En écrivant ce récit autobiographique en 1930,
Gabriel Chevallier a pris du recul pour nous livrer son regard sur la guerre.
Ce modeste témoignage met à bas la glorification des soldats.
Le poilu se montre critique, osant avouer
la peur comme moteur dans ce dialogue avec une infirmière :
— “Mais alors qu'avez-vous fait à la guerre?
— Ce qu'on m'a commandé, strictement. Je crains qu'il n'y ait là-dedans rien de très glorieux et qu'aucun des efforts qu'on m'a imposés n'ait été préjudiciable à l'ennemi…
— Que vous êtes énervant ! Répondez donc. On vous demande ce que vous avez fait ?
— Oui ?... Eh bien, j'ai marché de jour et de nuit, sans savoir où j'allais. J'ai fait l'exercice, passé des revues, creusé des tranchées, transporté des fils de fer, des sacs à terre, veillé au créneau. J'ai eu faim sans avoir à manger, soif sans avoir à boire, sommeil sans pouvoir dormir, froid sans pouvoir me réchauffer, et des poux sans pouvoir toujours me gratter... Voilà !
— C'est tout?
— Oui, c'est tout... Ou plutôt, non, ce n'est rien. Je vais vous dire la grande occupation de la guerre, la seule qui compte : J'AI EU PEUR.”
Des points de vue sont originalement exposés comme celui du fils critiqué par son père parce qu'il n'a pas brigué des galons !
Celui du regard de l'arrière tellement décourageant pour le soldat que certains renonceront à leur permission !
Le courrier écrit à sa soeur, rédigeant pour l'arrière une correspondance pleine de mensonges convenus, de mensonges qui "font bien" est émouvant.
Beaucoup cogitaient sur la bonne blessure à attraper!
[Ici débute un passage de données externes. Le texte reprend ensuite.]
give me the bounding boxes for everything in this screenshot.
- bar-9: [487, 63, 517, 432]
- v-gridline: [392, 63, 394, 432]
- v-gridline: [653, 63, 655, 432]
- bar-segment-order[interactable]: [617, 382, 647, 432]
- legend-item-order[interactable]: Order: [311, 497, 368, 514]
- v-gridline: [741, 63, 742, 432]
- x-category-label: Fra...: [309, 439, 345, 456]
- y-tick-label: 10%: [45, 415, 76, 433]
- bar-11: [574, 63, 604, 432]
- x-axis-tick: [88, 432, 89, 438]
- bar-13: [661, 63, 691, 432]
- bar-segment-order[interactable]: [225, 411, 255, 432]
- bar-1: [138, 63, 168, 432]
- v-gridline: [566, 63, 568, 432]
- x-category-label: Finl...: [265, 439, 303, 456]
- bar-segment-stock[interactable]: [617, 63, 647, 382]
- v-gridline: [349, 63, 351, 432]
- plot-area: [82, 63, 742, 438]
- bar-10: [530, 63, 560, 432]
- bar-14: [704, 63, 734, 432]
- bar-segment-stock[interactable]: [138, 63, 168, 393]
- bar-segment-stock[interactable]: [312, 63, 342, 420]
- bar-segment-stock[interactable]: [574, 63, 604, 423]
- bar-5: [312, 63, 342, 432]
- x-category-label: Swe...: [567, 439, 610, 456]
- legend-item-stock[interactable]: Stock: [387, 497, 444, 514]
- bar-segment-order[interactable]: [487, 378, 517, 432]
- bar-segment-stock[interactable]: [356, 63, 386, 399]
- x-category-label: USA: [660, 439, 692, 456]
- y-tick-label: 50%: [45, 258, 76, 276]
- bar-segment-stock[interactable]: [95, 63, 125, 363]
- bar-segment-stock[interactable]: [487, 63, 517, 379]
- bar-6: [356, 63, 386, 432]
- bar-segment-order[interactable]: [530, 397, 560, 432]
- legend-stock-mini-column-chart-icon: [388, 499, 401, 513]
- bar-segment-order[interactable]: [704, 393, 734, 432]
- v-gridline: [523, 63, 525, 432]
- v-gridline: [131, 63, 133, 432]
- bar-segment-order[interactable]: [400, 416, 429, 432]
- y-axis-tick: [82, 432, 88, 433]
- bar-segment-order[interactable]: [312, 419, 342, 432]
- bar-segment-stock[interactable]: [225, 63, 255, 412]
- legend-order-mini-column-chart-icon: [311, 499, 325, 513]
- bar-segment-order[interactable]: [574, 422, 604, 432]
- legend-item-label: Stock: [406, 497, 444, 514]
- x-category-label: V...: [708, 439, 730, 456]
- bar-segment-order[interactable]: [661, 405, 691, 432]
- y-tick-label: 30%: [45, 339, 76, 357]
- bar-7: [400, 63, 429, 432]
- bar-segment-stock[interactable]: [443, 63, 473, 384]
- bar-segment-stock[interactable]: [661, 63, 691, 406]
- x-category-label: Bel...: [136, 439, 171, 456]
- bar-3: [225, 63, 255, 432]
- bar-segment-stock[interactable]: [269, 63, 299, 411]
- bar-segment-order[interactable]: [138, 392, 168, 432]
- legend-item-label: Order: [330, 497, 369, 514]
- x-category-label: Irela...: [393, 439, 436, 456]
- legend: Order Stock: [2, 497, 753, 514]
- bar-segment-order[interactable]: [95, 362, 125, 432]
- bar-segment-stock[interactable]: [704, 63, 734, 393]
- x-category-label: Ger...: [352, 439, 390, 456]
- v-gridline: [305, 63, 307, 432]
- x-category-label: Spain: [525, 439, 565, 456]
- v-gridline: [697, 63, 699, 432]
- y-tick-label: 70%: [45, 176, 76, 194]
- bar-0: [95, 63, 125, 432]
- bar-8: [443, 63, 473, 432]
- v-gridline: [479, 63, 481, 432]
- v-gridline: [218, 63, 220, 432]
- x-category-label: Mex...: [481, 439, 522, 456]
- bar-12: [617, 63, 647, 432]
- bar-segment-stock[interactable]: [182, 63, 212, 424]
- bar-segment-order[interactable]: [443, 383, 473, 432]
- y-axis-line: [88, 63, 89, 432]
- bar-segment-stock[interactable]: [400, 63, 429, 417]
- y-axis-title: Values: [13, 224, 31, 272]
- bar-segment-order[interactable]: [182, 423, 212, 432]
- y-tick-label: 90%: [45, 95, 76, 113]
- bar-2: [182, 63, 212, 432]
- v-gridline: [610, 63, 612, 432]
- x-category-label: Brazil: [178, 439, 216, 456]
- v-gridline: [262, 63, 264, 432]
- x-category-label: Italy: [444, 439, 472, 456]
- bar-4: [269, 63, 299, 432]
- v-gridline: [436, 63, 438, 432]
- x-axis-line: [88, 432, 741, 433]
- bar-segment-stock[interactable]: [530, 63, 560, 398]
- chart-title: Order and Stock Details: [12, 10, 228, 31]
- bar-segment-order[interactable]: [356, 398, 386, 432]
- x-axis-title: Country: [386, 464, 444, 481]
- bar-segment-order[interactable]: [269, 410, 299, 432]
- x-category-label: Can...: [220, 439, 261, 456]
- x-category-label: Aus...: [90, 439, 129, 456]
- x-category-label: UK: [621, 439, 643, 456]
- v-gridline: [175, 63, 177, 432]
Ce livre est une anti-apologie.
Jean-Yves le Naour dans son ouvrage “
120 ans de prix Goncourt” dit à propos du livre de Barbusse “Le Feu”, paru en 1916 : “...mais le vernis héroïque craque définitivement pour montrer la guerre dans toute sa crudité. Non plus la gloire, le chapeau qui claque au vent, et les soldats riant sous la mitraille mais la boue, le sang, la merde.”
Cette citation s'applique aussi à cet ouvrage qui articule toute la guerre autour de
la peur qui lui donne son titre courageux.